モンスターは更に暴れ出し、緋色に攻撃してきた。

「今の所、私が何も出来てないからって!」

飛んで避ける。

「縮地(中)………私が雑魚だと思うなよ…!」

もう片方の目に武器生成で作ったナイフを刺した。

「暴れるもんなら…暴れてみろ…!」

ズガン!と言う重低音が響く。

銃剣だったようで、何発も撃ったようだ。

モンスターは雄叫びを上げて緋色を払うかのように攻撃したが、それを狙ったかのように緋色は避け、モンスターの攻撃がモンスターに当たっていた。
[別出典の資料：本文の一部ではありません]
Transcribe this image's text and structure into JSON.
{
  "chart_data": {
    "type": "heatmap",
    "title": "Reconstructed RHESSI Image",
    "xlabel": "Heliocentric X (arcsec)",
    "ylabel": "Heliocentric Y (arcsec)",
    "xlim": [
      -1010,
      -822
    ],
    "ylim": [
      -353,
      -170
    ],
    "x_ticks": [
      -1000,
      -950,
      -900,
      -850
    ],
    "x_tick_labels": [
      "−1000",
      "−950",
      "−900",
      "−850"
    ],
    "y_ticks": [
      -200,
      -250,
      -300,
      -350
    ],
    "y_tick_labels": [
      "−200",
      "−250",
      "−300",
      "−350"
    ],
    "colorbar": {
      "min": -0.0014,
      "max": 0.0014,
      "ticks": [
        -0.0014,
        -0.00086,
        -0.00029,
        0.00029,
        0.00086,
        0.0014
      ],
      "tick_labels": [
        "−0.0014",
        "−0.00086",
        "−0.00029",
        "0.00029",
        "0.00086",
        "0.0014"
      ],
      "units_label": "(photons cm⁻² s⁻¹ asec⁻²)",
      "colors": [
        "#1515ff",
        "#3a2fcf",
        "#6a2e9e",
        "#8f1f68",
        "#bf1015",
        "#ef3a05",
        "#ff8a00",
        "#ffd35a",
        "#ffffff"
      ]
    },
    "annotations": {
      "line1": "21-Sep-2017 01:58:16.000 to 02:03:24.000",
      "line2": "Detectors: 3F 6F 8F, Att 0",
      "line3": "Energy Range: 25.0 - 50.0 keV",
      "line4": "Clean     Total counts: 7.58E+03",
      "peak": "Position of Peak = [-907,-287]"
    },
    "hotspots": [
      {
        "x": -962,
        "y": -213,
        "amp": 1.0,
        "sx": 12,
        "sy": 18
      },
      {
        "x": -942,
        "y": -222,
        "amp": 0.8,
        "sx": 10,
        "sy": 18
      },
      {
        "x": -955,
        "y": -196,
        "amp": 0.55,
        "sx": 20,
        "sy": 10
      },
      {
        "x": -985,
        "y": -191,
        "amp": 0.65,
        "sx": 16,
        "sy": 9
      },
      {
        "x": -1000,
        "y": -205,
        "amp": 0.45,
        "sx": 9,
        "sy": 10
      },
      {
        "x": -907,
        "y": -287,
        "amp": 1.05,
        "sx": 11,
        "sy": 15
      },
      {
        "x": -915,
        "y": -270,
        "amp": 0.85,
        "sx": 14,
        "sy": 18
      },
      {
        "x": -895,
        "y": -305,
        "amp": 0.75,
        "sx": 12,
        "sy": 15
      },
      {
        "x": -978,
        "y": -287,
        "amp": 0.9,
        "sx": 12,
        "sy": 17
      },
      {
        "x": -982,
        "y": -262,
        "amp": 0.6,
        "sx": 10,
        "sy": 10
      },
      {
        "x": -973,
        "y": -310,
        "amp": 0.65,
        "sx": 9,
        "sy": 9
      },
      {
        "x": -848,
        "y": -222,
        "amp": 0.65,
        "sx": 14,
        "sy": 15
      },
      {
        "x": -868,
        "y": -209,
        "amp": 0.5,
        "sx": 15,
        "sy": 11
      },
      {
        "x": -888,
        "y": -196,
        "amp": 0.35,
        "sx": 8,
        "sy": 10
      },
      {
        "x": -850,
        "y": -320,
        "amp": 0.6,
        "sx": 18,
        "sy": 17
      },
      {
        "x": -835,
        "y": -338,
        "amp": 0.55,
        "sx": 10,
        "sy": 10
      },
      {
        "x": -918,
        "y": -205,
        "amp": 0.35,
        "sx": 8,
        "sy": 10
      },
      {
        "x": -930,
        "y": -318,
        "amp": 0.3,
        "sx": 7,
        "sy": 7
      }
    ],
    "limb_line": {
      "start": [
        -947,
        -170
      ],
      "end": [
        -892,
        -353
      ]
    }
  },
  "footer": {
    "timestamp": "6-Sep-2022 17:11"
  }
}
「バーカバーカ!…ざまあみろ!…これで、あっちは見えないんじゃない!」

あっちというので、辺りを見渡す。

モンスターは形振り構わずに暴れ始めた。

「うわぁ…!?」

「更に状況悪化してません…!?」

すると、鎖が現れる。

拘束バインド(大)…!!」

モンスターの動きが完全に止まる。

「この能力は…!」

「皆ー!やっと追いついたよー…ってあれ?もう出口?」

「夏希!」

後輩達を連れた夏希が来た。

「入口から来てここまで走ってきてくれたんだねー!」

「やっぱり、そういう構造だったんだ…」

「本当に大変だったよー」

「団体資格取れましたよー」

「頑張りました!」

「今…頑張ってます…」

光はそう言っているので現実に戻る。

「此奴をどうにかしないと、出口に出れない!」

「なんでこんなでかいの!?」

「知らん!取り敢えず奏恵ちゃん、鶴ちゃんを!」

奏恵ちゃんは鶴ちゃんを治療していく。

モンスターは更に雄叫びを上げた。

風が吹き始める。その一瞬に斬撃が見えた。

「騎士の喝采(中)…!」

斬撃のようなものを一瞬にして叩き斬る。

「何これ…!まるで…鎌鼬みたいな…!」

「助かった…!ありがとう、香露音!」

「鎌鼬とか武器生成とか…他の基礎能力使えるかもしれないですね…!」

そうなると困る。何とか早めに倒さなければ。

「月桂(大)…!」

お腹を切り裂く。しかし、あまりダメージは入ってなさそうだ。

「同じ場所に攻撃していくしか多分倒せないと思います…!」

「…そうだね。お腹が一番攻撃しやすいし、あそこを狙おう…!」

「はい…!」

「鶴、大丈夫?」

「…うん。戦えるよ。」

鶴は立ち上がる。

「あと…3分…!あと3分が限界です…!」

「3分もあれば十分だよ!光ちゃん!」

緋色が最初に攻撃する。

「死線誘導・殺戮(大)…!」

その次は棚見君だ。

「栄光の剣(中)…!」

その次は鶴ちゃん。

「…黒の一閃(大)…!」

そして、夏希も攻撃していく。

悪夢殺しナイトメアイーター(大)………!」

更に、香露音も攻撃する。

「正義の神罰(大)!」

モンスターが雄叫びを上げた。

「月影(大)………!」

智花ちゃんも攻撃し、最後に奏恵ちゃんが最後の攻撃をする。

聖なる光ホーリーバースト(大)!」

モンスターは全てを食らって暴れ始める。

しかし、さっきまでよりも衰弱しているのが見て取れた。

「うわ…!?」

動きが急に止まったと思えば、霧となって消えた。

「何だったの………?今の…」

「と、取り敢えず…外に出て、帰ろう…」

「う、うん。そうだね。私も…賛成…」

外に出る。

全員がおかしいことに気付く。

「ねぇ、春斗…?…私達…ここから来た…?」

「………いやぁ…違うと思いますけど…?それに…」

「ねぇ、ここって…」

前回の世界線で、外の世界へ行った4人は全員此処を理解した。

「死神と…遭った…場所…」

「先輩…!建物が…!」

全員は後ろを向く。既に建物は無い。

それに、本来ならこの時間はおかしい筈だ。

何故今朝なのだろうか。

外の世界に行った時は太陽は真上にあった。

「時間が戻った…?」

「な訳無いって…進んだんじゃ無いの?次の日に。」

「それもあるかもしれないですけど…あの中にいたのはせいぜい数時間。…普通にあり得ません。」

「もしかしたら……とっても加速してるのかも…?」

「…じゃあ、今、何時ですか…………?」

嫌な予感がする。

「……気配察知してる?」

緋色が突如言い出す。更に、不安がよぎった。

「してますよ。」

「わ、私も。…で、でも……………」

「ハハ…そうだよね。何にも居ない。…皆、構えて。今すぐに!」

緋色が叫んだのと地面が揺れたのは同時だった。

「…また…来る…!…死神が!」

殺気を感じる。また戦わないといけないようだ。

それが運命。

香露音は大地の涙の言葉を思い出しながら剣を構えた。